Miriam Bevilacqua
Literatura, Comunicação,Educação
Às vezes, travo.
O romance fica parado por meses.
A peça de teatro cai no fosso do palco.
O conto vira conto do vigário
E a crônica parece ter fugido para sempre.
Nem me fale de poemas. Esses então, andam mais desaparecidos do que ouro em pó.
Por que ouro em pó? Ora, leitor, use sua imaginação e não me atormente!
O que faz um escritor escrever? Qual a história que ele ainda não contou? Nesses momentos, em que nem uma letrinha parece boa o bastante, imagino que as combinações alfabéticas já terminaram e que nem adianta eu ficar ali, olhando aqueles símbolos que insistem em não querer se casar. Não se amam! Fazer o quê??
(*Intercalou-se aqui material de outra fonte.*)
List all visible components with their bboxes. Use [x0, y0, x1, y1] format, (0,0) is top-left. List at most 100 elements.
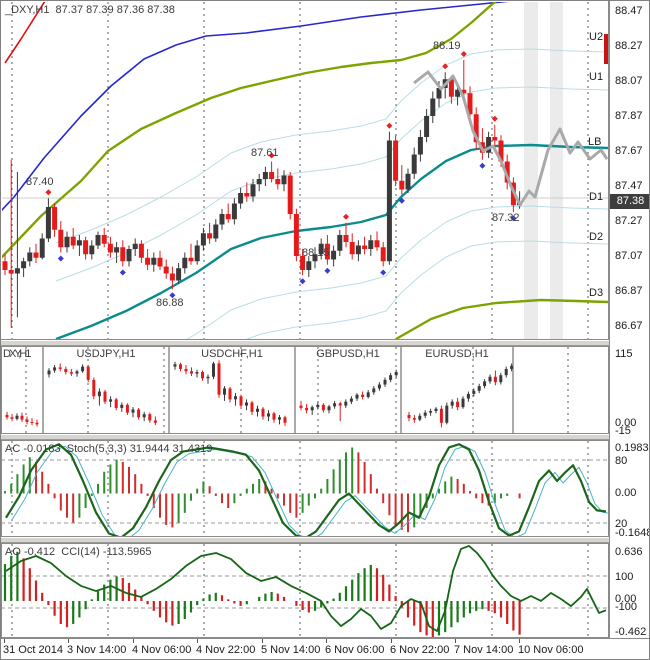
price-axis-label: 88.47: [615, 5, 643, 17]
candle-body: [343, 235, 349, 242]
price-axis-label: 87.27: [615, 215, 643, 227]
candle-body: [132, 243, 138, 249]
candle-body: [267, 413, 270, 417]
candle-body: [250, 402, 254, 412]
fractal-marker: [169, 292, 176, 299]
candle-body: [188, 257, 194, 262]
candle-body: [488, 376, 492, 382]
candle-body: [393, 140, 399, 181]
candle-body: [321, 404, 325, 411]
candle-body: [244, 193, 250, 197]
candle-body: [368, 240, 374, 249]
fractal-marker: [386, 122, 393, 129]
indicator-line: [186, 205, 608, 339]
indicator-axis-label: -0.1648: [615, 527, 650, 539]
candle-body: [234, 396, 237, 400]
indicator-line: [5, 545, 607, 632]
candle-body: [27, 252, 33, 262]
candle-body: [411, 154, 417, 174]
candle-body: [245, 402, 248, 406]
fractal-marker: [491, 115, 498, 122]
candle-body: [2, 261, 8, 270]
time-axis-label: 5 Nov 14:00: [261, 644, 321, 656]
current-price-tag: 87.38: [610, 194, 649, 209]
price-axis[interactable]: [609, 1, 649, 638]
candle-body: [45, 207, 51, 239]
candle-body: [405, 173, 411, 190]
price-annotation: 87.40: [26, 176, 54, 188]
time-axis-tick: [326, 639, 327, 643]
candle-body: [338, 403, 342, 406]
mini-chart-symbol-label: USDCHF,H1: [201, 348, 263, 360]
stoch-panel-header: AC -0.0183 Stoch(5,3,3) 31.9444 31.4319: [5, 443, 213, 455]
fractal-marker: [57, 255, 64, 262]
price-axis-label: 86.87: [615, 285, 643, 297]
price-annotation: 86.88: [156, 297, 184, 309]
symbols-axis-label: 0.00: [615, 417, 637, 429]
candle-body: [10, 417, 14, 419]
band-label-u1: U1: [589, 71, 604, 83]
panel-splitter[interactable]: [1, 434, 649, 440]
candle-body: [86, 366, 90, 380]
panel-splitter[interactable]: [1, 537, 649, 543]
candle-body: [153, 420, 157, 423]
candle-body: [418, 415, 422, 420]
candle-body: [53, 367, 57, 371]
indicator-axis-label: 0.00: [615, 487, 637, 499]
candle-body: [466, 393, 470, 399]
time-axis-label: 31 Oct 2014: [3, 644, 63, 656]
price-axis-label: 87.67: [615, 145, 643, 157]
cci-panel-header: AO -0.412 CCI(14) -113.5965: [5, 546, 152, 558]
candle-body: [374, 240, 380, 248]
panel-splitter[interactable]: [1, 340, 649, 346]
candle-body: [182, 257, 188, 269]
fractal-marker: [442, 63, 449, 70]
time-axis[interactable]: 31 Oct 2014 3 Nov 14:00 4 Nov 06:00 4 Nov 2…: [1, 638, 649, 659]
candle-body: [173, 364, 177, 367]
indicator-axis-label: 80: [615, 455, 628, 467]
price-axis-label: 87.07: [615, 250, 643, 262]
candle-body: [467, 93, 473, 115]
time-axis-label: 3 Nov 14:00: [67, 644, 127, 656]
symbols-overview-panel[interactable]: [1, 346, 609, 434]
candle-body: [281, 175, 287, 185]
candle-body: [394, 372, 398, 376]
mini-chart-symbol-label: USDJPY,H1: [76, 348, 136, 360]
candle-body: [219, 214, 225, 225]
candle-body: [448, 79, 454, 97]
symbols-axis-label: 115: [615, 348, 633, 360]
candle-body: [21, 261, 27, 269]
indicator-axis-label: -0.462: [615, 626, 647, 638]
indicator-axis-label: 20: [615, 518, 628, 530]
time-axis-tick: [391, 639, 392, 643]
candle-body: [148, 414, 152, 421]
candle-body: [256, 179, 262, 185]
candle-body: [64, 236, 70, 248]
future-shade-band: [524, 2, 538, 339]
candle-body: [504, 368, 508, 376]
indicator-axis-label: 0.00: [615, 593, 637, 605]
candle-body: [430, 98, 436, 116]
candle-body: [228, 388, 232, 400]
candle-body: [445, 405, 449, 423]
candle-body: [283, 417, 287, 423]
time-axis-tick: [455, 639, 456, 643]
fractal-marker: [324, 267, 331, 274]
time-axis-tick: [68, 639, 69, 643]
candle-body: [70, 236, 76, 246]
future-shade-band: [550, 2, 563, 339]
candle-body: [223, 388, 226, 395]
candle-body: [504, 161, 510, 183]
price-annotation: 87.61: [251, 147, 279, 159]
candle-body: [95, 235, 101, 246]
candle-body: [366, 392, 370, 398]
candle-body: [434, 408, 438, 412]
chart-title-ohlc: _DXY,H1 87.37 87.39 87.36 87.38: [5, 4, 175, 16]
candle-body: [499, 375, 503, 383]
mini-chart-symbol-label: GBPUSD,H1: [316, 348, 380, 360]
indicator-line: [5, 443, 607, 536]
candle-body: [120, 247, 126, 262]
candle-body: [361, 394, 365, 398]
fractal-marker: [299, 278, 306, 285]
Será que minha sina de escriba foi escrita pelo tal Todo Poderoso? Se foi, sinto muito, mas tenho de lhe confessar: Ele também não escreve muito bem.
Passeio pela casa, tomo um café, arrumo qualquer coisa, esperando a famosa inspiração chegar. Devo contar que ela está bem atrasada. Talvez tenha perdido o trem. Já me disseram que esses trens vivem lotados e vire e mexe também quebram. Talvez ainda tenha tomado o trem errado e ido passear por aí. Já percebi que ela, às vezes, faz coisas malucas só pra me irritar.
Resignada, resolvo esperar pela fugitiva em frente à tela em branco. Na falta do que fazer, escrevo a bronca que vou lhe dar assim que a vir:
"Como assim, me deixa aqui esperando, preocupada que algo tenha lhe acontecido? E se alguém tivesse lhe sequestrado? E se você tivesse morrido? O que seria de mim? Nunca mais faça isso. Telefone dizendo que vai se atrasar. Ou melhor, não se atrase nunca mais. Leitor é compreensivo, mas não é tolo. Nem sempre vai acreditar nesse monte de desculpas esfarrapadas!"